Vous en avez eu l’ordre, et j’en suis plus haï
C’est pour un bon sujet avoir bien obéi.
Je le vois bien, Seigneur : qu’on m’aime, qu’on vous aime,
Qu’on ne vous aime pas, que je n’aime pas même,
Tout m’est compté pour crime ; et je dois seul au Roi
Répondre de Palmis, d’Eurydice et de moi :
Comme si je pouvois sur une âme enflammée
Ce qu’on me voit pouvoir sur tout un corps d’armée,
Et qu’un cœur ne fût pas plus pénible à tourner
Que les Romains à vaincre, ou qu’un sceptre à donner.

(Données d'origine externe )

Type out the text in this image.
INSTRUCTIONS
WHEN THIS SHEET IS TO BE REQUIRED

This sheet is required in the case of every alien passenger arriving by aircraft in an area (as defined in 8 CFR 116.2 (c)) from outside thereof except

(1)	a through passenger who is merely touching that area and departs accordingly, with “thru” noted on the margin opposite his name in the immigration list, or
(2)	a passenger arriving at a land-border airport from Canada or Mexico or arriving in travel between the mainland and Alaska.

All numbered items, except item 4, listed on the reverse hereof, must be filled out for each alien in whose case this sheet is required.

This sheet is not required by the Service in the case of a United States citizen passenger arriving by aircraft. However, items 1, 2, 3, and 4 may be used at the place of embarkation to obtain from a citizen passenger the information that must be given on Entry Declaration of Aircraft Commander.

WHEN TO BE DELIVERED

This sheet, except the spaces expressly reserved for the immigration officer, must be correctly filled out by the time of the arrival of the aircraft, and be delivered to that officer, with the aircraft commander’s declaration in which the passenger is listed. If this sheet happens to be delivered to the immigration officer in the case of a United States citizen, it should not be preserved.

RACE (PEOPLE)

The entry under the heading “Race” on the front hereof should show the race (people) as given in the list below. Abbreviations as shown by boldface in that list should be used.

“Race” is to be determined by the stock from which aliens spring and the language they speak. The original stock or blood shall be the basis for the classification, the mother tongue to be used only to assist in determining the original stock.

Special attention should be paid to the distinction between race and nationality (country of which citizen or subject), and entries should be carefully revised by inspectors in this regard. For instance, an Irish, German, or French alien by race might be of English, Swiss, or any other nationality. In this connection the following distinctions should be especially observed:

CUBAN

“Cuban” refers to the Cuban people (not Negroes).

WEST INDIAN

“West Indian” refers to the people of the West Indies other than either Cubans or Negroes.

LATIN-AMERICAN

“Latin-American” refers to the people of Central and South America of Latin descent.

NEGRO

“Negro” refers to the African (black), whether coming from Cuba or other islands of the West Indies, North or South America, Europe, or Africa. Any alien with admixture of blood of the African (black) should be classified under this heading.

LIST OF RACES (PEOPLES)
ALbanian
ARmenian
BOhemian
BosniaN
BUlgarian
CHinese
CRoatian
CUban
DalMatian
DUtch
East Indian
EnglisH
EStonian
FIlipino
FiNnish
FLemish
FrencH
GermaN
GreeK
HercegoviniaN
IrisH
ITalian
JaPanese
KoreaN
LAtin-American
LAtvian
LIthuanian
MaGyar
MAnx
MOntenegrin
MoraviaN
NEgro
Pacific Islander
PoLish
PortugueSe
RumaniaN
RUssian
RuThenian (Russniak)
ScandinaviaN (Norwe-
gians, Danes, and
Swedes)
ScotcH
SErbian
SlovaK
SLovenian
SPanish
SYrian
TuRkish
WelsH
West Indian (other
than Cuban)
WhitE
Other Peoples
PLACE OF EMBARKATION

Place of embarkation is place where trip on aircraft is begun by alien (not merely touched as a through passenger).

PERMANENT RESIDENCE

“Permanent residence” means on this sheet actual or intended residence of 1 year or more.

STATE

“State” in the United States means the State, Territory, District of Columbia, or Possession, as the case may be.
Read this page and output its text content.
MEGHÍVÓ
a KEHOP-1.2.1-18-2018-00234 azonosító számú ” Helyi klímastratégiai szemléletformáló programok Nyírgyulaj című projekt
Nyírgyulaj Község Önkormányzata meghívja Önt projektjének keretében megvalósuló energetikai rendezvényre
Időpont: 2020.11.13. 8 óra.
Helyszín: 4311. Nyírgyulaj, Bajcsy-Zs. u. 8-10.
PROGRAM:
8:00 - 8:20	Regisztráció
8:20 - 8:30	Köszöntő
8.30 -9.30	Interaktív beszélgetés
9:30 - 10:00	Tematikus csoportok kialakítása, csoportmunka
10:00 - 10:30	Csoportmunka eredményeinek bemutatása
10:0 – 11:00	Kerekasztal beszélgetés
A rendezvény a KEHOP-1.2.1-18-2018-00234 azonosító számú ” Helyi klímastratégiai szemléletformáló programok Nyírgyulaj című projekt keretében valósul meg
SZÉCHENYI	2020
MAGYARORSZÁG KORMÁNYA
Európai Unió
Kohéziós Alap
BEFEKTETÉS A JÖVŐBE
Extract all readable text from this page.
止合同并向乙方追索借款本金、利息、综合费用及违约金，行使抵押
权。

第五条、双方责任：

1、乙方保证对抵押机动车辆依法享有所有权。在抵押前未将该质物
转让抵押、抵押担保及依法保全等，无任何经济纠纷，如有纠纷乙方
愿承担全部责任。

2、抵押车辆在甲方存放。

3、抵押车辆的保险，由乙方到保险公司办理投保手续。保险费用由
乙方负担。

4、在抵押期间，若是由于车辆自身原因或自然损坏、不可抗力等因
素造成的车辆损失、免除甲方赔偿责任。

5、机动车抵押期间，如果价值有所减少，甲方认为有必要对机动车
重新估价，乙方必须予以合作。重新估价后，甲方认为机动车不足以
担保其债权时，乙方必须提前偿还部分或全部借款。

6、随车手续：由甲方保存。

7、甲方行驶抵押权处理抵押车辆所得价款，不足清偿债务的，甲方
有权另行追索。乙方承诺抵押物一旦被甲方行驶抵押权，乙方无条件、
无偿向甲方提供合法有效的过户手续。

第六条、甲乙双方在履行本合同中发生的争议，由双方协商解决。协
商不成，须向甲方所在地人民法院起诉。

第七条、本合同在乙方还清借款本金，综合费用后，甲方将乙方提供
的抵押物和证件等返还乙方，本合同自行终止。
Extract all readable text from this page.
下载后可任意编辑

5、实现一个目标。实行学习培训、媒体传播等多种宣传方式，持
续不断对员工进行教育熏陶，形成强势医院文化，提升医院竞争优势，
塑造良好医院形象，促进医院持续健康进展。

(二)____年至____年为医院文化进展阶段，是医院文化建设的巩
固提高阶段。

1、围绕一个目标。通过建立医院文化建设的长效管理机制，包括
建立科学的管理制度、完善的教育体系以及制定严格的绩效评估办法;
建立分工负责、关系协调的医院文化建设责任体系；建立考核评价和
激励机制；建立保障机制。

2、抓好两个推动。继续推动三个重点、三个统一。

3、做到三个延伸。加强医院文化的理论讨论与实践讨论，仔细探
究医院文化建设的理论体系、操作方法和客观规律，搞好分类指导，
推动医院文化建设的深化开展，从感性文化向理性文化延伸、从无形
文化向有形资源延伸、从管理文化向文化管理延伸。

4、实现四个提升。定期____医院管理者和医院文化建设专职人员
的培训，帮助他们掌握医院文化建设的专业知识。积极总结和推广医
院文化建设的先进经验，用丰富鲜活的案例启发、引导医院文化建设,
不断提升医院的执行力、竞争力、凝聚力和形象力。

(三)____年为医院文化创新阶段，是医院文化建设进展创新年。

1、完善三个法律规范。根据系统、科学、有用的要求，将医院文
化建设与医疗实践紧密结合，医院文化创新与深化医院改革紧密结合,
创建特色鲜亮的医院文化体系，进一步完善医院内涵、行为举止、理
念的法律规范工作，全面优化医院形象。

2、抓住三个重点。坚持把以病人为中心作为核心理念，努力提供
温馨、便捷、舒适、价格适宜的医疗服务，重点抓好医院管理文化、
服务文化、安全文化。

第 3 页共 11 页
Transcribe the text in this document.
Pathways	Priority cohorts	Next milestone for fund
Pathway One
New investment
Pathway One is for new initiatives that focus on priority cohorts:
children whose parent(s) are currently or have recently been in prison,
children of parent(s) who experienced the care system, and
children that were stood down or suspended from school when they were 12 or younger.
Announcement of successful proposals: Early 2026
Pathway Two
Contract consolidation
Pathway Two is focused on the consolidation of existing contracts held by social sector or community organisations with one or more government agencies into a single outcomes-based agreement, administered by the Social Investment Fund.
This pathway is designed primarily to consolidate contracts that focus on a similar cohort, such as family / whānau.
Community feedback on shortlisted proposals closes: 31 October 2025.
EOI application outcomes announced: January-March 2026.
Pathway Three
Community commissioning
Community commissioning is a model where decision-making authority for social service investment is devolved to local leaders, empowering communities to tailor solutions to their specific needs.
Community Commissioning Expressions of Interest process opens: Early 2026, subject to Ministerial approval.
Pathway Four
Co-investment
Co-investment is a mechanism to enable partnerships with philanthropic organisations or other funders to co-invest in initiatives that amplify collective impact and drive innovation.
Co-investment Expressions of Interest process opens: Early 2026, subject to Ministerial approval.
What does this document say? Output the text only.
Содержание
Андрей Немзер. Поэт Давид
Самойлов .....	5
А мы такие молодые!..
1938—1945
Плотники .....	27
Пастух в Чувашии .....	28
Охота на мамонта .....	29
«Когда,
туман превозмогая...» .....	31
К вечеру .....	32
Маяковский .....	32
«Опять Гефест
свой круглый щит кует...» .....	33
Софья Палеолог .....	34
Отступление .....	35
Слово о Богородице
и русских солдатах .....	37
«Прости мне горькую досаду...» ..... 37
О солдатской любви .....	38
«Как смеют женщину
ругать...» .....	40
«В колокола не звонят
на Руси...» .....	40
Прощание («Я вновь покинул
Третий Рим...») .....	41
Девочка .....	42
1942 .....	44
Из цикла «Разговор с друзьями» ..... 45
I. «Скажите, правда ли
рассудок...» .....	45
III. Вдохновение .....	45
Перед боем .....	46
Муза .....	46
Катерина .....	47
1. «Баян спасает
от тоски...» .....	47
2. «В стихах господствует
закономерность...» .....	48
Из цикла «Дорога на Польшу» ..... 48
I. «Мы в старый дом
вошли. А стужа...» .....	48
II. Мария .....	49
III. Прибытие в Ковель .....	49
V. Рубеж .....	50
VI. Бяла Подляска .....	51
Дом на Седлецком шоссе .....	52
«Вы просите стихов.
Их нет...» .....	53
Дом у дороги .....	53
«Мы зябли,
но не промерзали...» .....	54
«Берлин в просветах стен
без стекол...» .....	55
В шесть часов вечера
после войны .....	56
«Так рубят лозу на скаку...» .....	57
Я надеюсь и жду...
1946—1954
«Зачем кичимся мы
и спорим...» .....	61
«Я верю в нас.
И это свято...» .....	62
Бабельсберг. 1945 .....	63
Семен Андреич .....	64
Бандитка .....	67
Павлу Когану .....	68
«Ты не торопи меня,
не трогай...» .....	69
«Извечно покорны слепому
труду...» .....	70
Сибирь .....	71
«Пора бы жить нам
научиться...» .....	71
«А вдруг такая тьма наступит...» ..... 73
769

Sans faire un nouveau crime, oserai-je vous dire
Que l’empire des cœurs n’est pas de votre empire,
Et que l’amour, jaloux de son autorité,
Ne reconnaît ni roi ni souveraineté ?
Il hait tous les emplois où la force l’appelle :
Dès qu’on le violente, on en fait un rebelle ;
Et je suis criminel de ne pas triompher[1],
Quand vous-même, Seigneur, ne pouvez l’étouffer !
Changez-en par votre ordre à tel point le caprice,
Qu’Eurydice vous aime, et Palmis vous haïsse ;
Ou rendez votre cœur à vos lois si soumis,
Qu’il dédaigne Eurydice, et retourne[2] à Palmis.
Tout ce que vous pourrez ou sur vous ou sur elles
Rendra mes actions d’autant plus criminelles ;
Mais sur elles, sur vous si vous ne pouvez rien,
Des crimes de l’amour ne faites plus le mien.